Moore was born in York, a brother of both Albert Joseph and John Collingham, and the pupil of their father, William Moore.
Henry was educated at York and was taught painting by his father. He entered the Royal Academy Schools in 1853, and exhibited his first picture, 'Glen Clunie, Braemar,' at the Royal Academy in the same year. He was a constant exhibitor at the Royal Academy from that time onwards. He exhibited at the Portland Gallery from 1855 to 1860, and at the British Institution from 1855 to 1865. It was also in 1855 that he sent the first of many contributions to the gallery of the Society of British Artists in Suffolk Street. He was a member of that society from 1867 to 1875. He was also a constant contributor, both in oils and water-colours, to the Dudley Gallery from 1865 to 1882. He became an associate of the Old Water-colour Society in 1876, and a full member in 1880, He contributed in later years to the Grosvenor Gallery and the New Gallery.

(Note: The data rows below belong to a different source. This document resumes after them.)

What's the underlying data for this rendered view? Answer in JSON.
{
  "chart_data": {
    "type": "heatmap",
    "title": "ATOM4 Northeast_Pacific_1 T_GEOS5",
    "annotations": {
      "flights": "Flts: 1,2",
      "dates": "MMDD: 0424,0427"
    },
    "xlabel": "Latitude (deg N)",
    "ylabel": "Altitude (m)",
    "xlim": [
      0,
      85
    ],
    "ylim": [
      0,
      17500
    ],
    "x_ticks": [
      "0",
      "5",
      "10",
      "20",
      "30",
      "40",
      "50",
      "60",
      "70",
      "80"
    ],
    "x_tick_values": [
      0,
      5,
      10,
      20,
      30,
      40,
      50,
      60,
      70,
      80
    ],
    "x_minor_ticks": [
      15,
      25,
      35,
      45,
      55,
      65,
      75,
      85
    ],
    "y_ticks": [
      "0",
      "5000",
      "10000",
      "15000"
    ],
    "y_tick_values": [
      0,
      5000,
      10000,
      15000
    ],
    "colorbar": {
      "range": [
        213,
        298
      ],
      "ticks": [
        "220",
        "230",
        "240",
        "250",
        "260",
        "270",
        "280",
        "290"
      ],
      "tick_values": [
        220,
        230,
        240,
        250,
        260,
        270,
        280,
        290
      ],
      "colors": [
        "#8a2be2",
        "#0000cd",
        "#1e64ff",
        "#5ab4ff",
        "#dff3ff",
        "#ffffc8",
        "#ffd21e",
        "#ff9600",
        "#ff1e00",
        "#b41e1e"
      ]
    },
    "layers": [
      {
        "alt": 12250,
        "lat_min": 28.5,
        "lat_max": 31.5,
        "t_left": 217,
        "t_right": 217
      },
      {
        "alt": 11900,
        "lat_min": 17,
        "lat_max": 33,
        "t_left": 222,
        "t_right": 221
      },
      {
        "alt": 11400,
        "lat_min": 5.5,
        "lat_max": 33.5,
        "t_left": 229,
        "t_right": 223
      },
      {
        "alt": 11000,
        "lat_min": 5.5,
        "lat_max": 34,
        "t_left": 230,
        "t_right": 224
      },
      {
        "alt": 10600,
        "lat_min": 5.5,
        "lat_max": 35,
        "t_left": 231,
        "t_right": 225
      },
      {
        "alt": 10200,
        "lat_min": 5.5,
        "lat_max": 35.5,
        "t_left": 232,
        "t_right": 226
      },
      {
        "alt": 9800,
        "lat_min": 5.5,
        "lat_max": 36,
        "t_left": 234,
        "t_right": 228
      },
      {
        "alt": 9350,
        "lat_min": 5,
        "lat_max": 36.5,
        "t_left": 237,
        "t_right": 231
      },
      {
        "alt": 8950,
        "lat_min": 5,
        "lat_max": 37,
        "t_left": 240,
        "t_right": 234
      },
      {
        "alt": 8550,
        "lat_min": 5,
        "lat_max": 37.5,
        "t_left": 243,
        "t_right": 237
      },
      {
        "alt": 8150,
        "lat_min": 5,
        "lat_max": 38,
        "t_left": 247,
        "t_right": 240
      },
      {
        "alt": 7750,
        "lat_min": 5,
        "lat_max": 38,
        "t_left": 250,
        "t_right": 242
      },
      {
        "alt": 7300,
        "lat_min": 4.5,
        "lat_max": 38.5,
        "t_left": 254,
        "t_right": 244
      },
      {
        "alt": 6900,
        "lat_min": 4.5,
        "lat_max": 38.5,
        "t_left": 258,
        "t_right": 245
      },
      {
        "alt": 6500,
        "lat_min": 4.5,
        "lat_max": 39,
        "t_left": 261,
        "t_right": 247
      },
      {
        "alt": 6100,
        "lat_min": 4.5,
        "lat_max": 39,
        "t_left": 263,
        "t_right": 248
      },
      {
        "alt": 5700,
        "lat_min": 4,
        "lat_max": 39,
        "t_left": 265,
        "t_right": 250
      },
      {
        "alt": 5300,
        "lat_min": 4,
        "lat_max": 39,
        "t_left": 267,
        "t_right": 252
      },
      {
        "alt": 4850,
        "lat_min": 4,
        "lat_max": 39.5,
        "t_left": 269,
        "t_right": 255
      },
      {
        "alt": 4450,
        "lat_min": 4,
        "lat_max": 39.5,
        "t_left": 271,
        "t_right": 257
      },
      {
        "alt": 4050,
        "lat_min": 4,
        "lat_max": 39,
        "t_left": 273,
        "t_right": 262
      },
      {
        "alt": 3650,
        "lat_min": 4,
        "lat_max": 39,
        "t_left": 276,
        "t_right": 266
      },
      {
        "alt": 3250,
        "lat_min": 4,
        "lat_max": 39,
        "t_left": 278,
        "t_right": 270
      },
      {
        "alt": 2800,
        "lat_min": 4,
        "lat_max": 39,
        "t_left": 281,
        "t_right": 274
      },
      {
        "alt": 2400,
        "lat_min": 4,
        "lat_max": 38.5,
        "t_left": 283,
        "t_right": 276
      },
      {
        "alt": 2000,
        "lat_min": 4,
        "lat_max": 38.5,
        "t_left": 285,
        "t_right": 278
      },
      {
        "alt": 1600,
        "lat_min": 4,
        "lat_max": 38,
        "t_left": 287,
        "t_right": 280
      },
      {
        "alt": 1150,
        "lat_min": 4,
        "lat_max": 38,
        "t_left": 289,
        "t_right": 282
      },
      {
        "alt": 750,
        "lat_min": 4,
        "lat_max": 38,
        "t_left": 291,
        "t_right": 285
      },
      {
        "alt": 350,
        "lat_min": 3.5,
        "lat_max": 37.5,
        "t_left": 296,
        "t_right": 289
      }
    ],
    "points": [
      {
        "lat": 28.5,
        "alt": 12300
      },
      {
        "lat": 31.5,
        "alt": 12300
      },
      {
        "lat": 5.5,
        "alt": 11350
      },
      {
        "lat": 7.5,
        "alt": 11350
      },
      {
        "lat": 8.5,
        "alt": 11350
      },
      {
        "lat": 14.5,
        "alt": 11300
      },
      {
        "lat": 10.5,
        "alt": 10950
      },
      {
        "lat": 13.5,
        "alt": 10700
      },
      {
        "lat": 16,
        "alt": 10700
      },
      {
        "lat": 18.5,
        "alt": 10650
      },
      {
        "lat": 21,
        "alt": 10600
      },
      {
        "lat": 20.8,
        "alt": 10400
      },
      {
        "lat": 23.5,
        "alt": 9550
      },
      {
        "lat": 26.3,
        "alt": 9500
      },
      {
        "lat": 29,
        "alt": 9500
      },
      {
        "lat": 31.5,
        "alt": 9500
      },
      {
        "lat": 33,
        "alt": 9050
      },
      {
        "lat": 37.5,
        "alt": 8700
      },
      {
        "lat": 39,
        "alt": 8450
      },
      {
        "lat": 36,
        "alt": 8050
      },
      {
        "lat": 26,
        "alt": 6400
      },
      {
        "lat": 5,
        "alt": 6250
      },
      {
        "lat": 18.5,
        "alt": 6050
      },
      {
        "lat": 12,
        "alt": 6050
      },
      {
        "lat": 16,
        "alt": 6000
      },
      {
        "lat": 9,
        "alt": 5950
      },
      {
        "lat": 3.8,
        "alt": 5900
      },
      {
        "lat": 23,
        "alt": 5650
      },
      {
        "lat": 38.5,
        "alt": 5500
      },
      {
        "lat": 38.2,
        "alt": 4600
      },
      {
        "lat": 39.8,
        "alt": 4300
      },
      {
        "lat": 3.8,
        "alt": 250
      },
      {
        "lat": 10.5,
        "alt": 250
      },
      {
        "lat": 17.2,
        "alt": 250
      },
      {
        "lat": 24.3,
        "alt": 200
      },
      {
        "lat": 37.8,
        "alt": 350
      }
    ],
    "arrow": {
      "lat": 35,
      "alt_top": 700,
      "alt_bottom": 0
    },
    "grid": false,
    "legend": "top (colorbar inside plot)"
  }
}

He was elected an Associate of the Royal Academy on 4 June 1885, and a full Royal Academician on 4 May 1893.
Almost all his early pictures were landscapes, painted in many parts of England, or, about 1856, in Switzerland. It was towards 1870, that he began to devote himself almost exclusively to the marine subjects in which the best work of his maturity was done. He had a profound and scientific knowledge of wave-form, acquired at the cost of exposure in all weathers, and he was generally content to paint the sea itself without introducing ships or human figures. He made his studies chiefly in the English Channel.